Create a stacked bar plot, with weight on the Y axis, and the stacked variable being sex. The plot should show total weight by sex for each site. Some tips are below to help you solve this challenge:

- For more information on pandas plots, see [pandas’ documentation page on visualization](https://pandas.pydata.org/pandas-docs/stable/user_guide/visualization.html#basic-plotting-plot).  
- You can use the code that follows to create a stacked bar plot but the data to stack need to be in individual columns.   

Here’s a simple example with some data where ‘a’, ‘b’, and ‘c’ are the groups, and ‘one’ and ‘two’ are the subgroups.



In [None]:
# Example plots
d = {'one' : pd.Series([1., 2., 3.], index=['a', 'b', 'c']), 'two' : pd.Series([1., 2., 3., 4.], index=['a', 'b', 'c', 'd'])}
pd.DataFrame(d)

In [None]:
# Plotting 
my_df = pd.DataFrame(d)
my_df.plot(
    kind='bar', stacked=True, title="The title of my graph", 
    xlabel="This is the x axis label", ylabel = "This is the y axis label"
)
# Notice the multi-line expression used above within the `plot` function's brakcets.
# When doing this, dont forget your commas!
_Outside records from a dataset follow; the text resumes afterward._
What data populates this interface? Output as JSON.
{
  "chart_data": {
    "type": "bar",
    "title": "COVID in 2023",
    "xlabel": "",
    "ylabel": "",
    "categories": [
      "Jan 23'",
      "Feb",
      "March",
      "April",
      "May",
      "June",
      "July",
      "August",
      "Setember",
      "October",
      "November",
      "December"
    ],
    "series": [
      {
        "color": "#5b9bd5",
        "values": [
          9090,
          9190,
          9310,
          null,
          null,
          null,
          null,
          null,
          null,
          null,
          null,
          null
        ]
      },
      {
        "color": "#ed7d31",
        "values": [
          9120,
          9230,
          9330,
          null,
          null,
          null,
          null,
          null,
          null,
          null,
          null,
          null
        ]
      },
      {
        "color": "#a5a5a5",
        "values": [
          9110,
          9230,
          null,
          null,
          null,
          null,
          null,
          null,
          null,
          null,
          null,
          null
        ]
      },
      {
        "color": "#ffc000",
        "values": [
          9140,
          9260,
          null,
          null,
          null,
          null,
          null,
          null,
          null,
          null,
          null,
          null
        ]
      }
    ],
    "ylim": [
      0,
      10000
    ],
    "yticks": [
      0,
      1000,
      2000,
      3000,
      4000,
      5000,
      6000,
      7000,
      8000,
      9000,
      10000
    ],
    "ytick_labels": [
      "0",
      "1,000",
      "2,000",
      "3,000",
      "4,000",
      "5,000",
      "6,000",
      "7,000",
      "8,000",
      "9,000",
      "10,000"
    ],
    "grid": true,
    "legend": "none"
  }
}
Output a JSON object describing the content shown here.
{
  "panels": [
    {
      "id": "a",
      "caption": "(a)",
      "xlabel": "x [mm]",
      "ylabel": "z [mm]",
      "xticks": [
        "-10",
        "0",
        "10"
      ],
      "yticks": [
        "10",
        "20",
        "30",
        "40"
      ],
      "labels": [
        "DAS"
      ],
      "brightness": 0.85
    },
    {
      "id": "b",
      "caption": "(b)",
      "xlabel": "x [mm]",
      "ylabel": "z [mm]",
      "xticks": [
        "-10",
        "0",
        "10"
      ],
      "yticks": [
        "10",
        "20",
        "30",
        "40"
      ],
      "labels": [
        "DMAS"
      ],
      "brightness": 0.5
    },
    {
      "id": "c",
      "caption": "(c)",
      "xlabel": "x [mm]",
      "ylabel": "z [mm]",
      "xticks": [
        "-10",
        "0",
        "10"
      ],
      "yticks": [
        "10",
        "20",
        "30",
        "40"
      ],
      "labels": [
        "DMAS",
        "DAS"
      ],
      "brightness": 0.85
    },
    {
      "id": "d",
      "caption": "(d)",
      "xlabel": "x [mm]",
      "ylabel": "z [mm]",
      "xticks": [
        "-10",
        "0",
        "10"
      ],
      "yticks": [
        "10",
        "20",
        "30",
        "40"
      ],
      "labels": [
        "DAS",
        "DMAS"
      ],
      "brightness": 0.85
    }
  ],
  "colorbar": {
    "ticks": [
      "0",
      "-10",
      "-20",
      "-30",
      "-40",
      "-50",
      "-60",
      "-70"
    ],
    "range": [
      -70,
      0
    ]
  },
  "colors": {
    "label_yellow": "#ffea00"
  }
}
# If you want to customize your plots further, try running `help(my_df.plot)` 
# to read the docstring for all of possible uses!

You can use the `.unstack()` method to transform grouped data into columns for each plotting. Try running `.unstack()` on some DataFrames above and see what it yields.

In [None]:
# Unstack


Start by transforming the grouped data (by site and sex) into an unstacked layout, then create a stacked plot.
Good luck with the challenge!

In [None]:
# Challenge cells


---

# ❗Key Points
- Libraries enable us to extend the functionality of Python.
- Pandas is a popular library for working with data.
- A Dataframe is a Pandas data structure that allows one to access data by column (name or index) or row.
- Aggregating data using the groupby() function enables you to generate useful summaries of data quickly.
- Plots can be created from DataFrames or subsets of data that have been generated with groupby().